I saw Steven Soderbergh‘s Logan Lucky (Bleecker Street 8.18) this morning, and I came out fairly happy or soothed or whatever. I wasn’t exactly dazzled or blown away but I don’t think was the intention. It’s a mild, easygoing entertainment. Yes, it’s Ocean’s Eleven in a rural, lower-middle-class realm, except the principal thieves (Channing Tatum, Adam Driver, Daniel Craig) are unassumingly brilliant in both the planning and execution of a big heist, or the removing of millions from Charlotte Motor Speedway.
So far most critics are delighted with Logan Lucky. It has a 100% Rotten Tomatoes rating as we speak, and an 81% rating from Metacritic. But what about Joe and Jane Popcorn, not to mention rural shitkicker types?
Soderbergh is such a master, such an exacting orchestrator. This has been said repeatedly about many films, but Logan Lucky has really and truly been assembled like a fine Swiss watch. I really love hanging in Soderberghland. I relish his dry sense of humor, his laid-back naturalism and low-key way of shooting stuff, plus his cool framings and cutting style, etc. A total pro.

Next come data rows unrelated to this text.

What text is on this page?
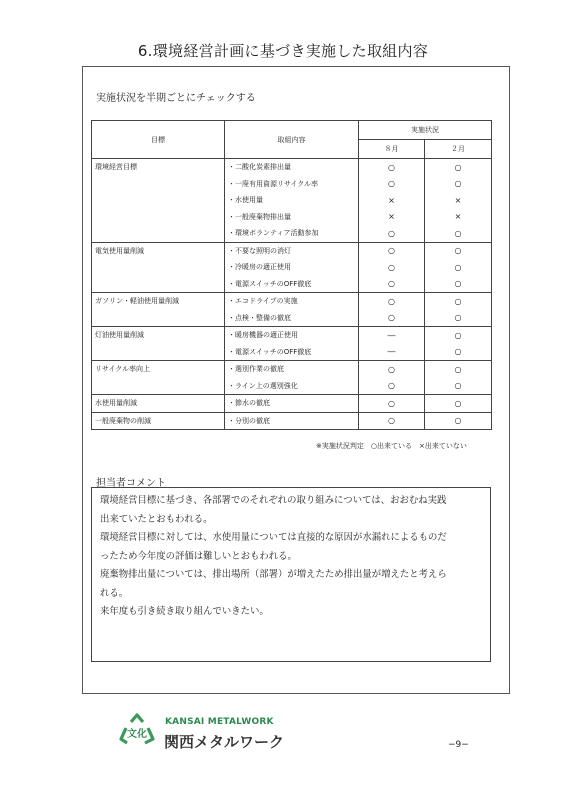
6.環境経営計画に基づき実施した取組内容
実施状況を半期ごとにチェックする
目標	取組内容	実施状況	
		８月	２月
環境経営目標	・二酸化炭素排出量	○	○
	・一廃有用資源リサイクル率	○	○
	・水使用量	×	×
	・一般廃棄物排出量	×	×
	・環境ボランティア活動参加	○	○
電気使用量削減	・不要な照明の消灯	○	○
	・冷暖房の適正使用	○	○
	・電源スイッチのOFF徹底	○	○
ガソリン・軽油使用量削減	・エコドライブの実施	○	○
	・点検・整備の徹底	○	○
灯油使用量削減	・暖房機器の適正使用	―	○
	・電源スイッチのOFF徹底	―	○
リサイクル率向上	・選別作業の徹底	○	○
	・ライン上の選別強化	○	○
水使用量削減	・節水の徹底	○	○
一般廃棄物の削減	・分別の徹底	○	○
※実施状況判定　○出来ている　×出来ていない
担当者コメント

環境経営目標に基づき、各部署でのそれぞれの取り組みについては、おおむね実践

出来ていたとおもわれる。

環境経営目標に対しては、水使用量については直接的な原因が水漏れによるものだ

ったため今年度の評価は難しいとおもわれる。

廃棄物排出量については、排出場所（部署）が増えたため排出量が増えたと考えら

れる。

来年度も引き続き取り組んでいきたい。

文化
KANSAI METALWORK
関西メタルワーク	−9−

I’m too stupid to understand all the logistical and strategic maneuvers, double-backs and fake-outs. To this day I don’t entirely understand every last thing about how the heist was pulled off in Soderbergh’s Ocean’s 11, and I don’t care enough to see it again anyway. I’m just not very smart when it comes to this stuff.
Part of the problem today was that I was unable to hear about 35% or 40% of the dialogue because of the horrible sound system in the Wilshire Screening Room.

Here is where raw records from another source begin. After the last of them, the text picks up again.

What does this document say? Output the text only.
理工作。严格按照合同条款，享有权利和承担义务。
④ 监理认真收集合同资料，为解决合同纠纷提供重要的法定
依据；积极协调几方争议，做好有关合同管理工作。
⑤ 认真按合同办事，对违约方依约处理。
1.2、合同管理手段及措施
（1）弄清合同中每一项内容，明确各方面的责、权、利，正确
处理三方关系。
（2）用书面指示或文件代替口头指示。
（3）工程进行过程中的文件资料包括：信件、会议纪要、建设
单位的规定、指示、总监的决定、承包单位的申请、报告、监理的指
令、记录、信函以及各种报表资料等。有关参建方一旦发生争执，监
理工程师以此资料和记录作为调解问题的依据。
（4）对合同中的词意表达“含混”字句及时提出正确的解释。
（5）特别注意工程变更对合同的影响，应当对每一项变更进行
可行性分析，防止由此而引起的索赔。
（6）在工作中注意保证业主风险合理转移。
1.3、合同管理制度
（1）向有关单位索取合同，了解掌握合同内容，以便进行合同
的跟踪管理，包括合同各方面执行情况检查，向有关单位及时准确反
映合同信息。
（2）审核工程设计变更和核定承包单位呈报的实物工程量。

But I loved so much about Logan Lucky. I really did. It’s such a nicely assembled alternate-reality caper piece. It’s a light cultural fantasy thing, and is quite funny here and there. Very droll and low-key and plain spoken. But I mainly love it because it’s so well made. All hail cinematographer Peter Andrews!
And yeah, I loved the surprise appearance of Hillary Swank, but I’m too dumb to…forget it.
Of course, Logan Lucky is set in a version of Bumblefuckland that’s not quite real. Because the characters aren’t real Bumblefucks but Hollywood hybrids pretending to be the Real McCoy. Skilled, clever, laid-back smoothies performing with yokel accents and wearing the clothing and all the rest of it in a casual, pocket-drop way, and at the same time handling their complex robbery scheme in a much smarter way than you might expect garden-variety Bumblefucks to do, or anyone for that matter who isn’t an Einstein-level genius at pulling off robberies.
George Clooney‘s Danny Ocean would be seriously impressed by these guys.
I loved the Act One bar-fight scene with Seth McFarlane (“Show a little respect”), but how many people are accomplices in this speedway robbery? Quite a few when you count all the prisoners and girlfriends and ex-wives, etc. An awful lot of yokels who will have to keep their mouths shut for the rest of their lives for everyone to be safe.
Rififi taught us that it’s not the robbery but the aftermath that causes problems. An unlawful scheme is only as good or secret as the weakest or dumbest member of the gang. Somebody always rats, spills to the cops, talks to prosecutors
This is a fantasy flick…I get it. On the other hand Soderbergh has always been too smart and clever for Joe and Jane. He just can’t do the dumb-down thing the way they like it.
Here’s the problem: On one hand you have some rural, lower-middle-class schlubs who were stupid enough to fall for Donald Trump‘s bullshit and have thereby set the country on a path that could turn out to be truly ruinous (and are therefore, I believe, really bad people), and yet these same dipshits are absolutely brilliant masterminds when it comes to pulling off a complex speedway heist. So they use their brains in one respect but don’t use them in another.
After a while I was saying to myself, “This is a cool film but it doesn’t add up. Not in the world that I know, at least.”
Tatum, Driver and Craig are much smarter than the guys who pulled off the Rififi or Topkapi heists, but they and others like them were dumb as fenceposts when it comes to making a common-sense choice as to who would make the best U.S. President, or at least not destroy the concept of basic sanity in terms of serving in the Oval Office.
The bottom line is that I didn’t believe that fat Tatum (and he really is a fucking lardbucket in this thing) and Driver and Craig could ever be as brilliant as all that. If they were truly brainy fellows they wouldn’t be doing time in jail and roaming around in pickup trucks and getting laid off and tending bar and driving forklifts and all the rest of it. But I loved the fantasy that North Carolinians and West Virginians could be this cool, this sharp, this ahead-of-the-game.
I’m seeing Logan Lucky again on Monday at a different venue (i.e., not the Wilshire) in order to understand more of the dialogue.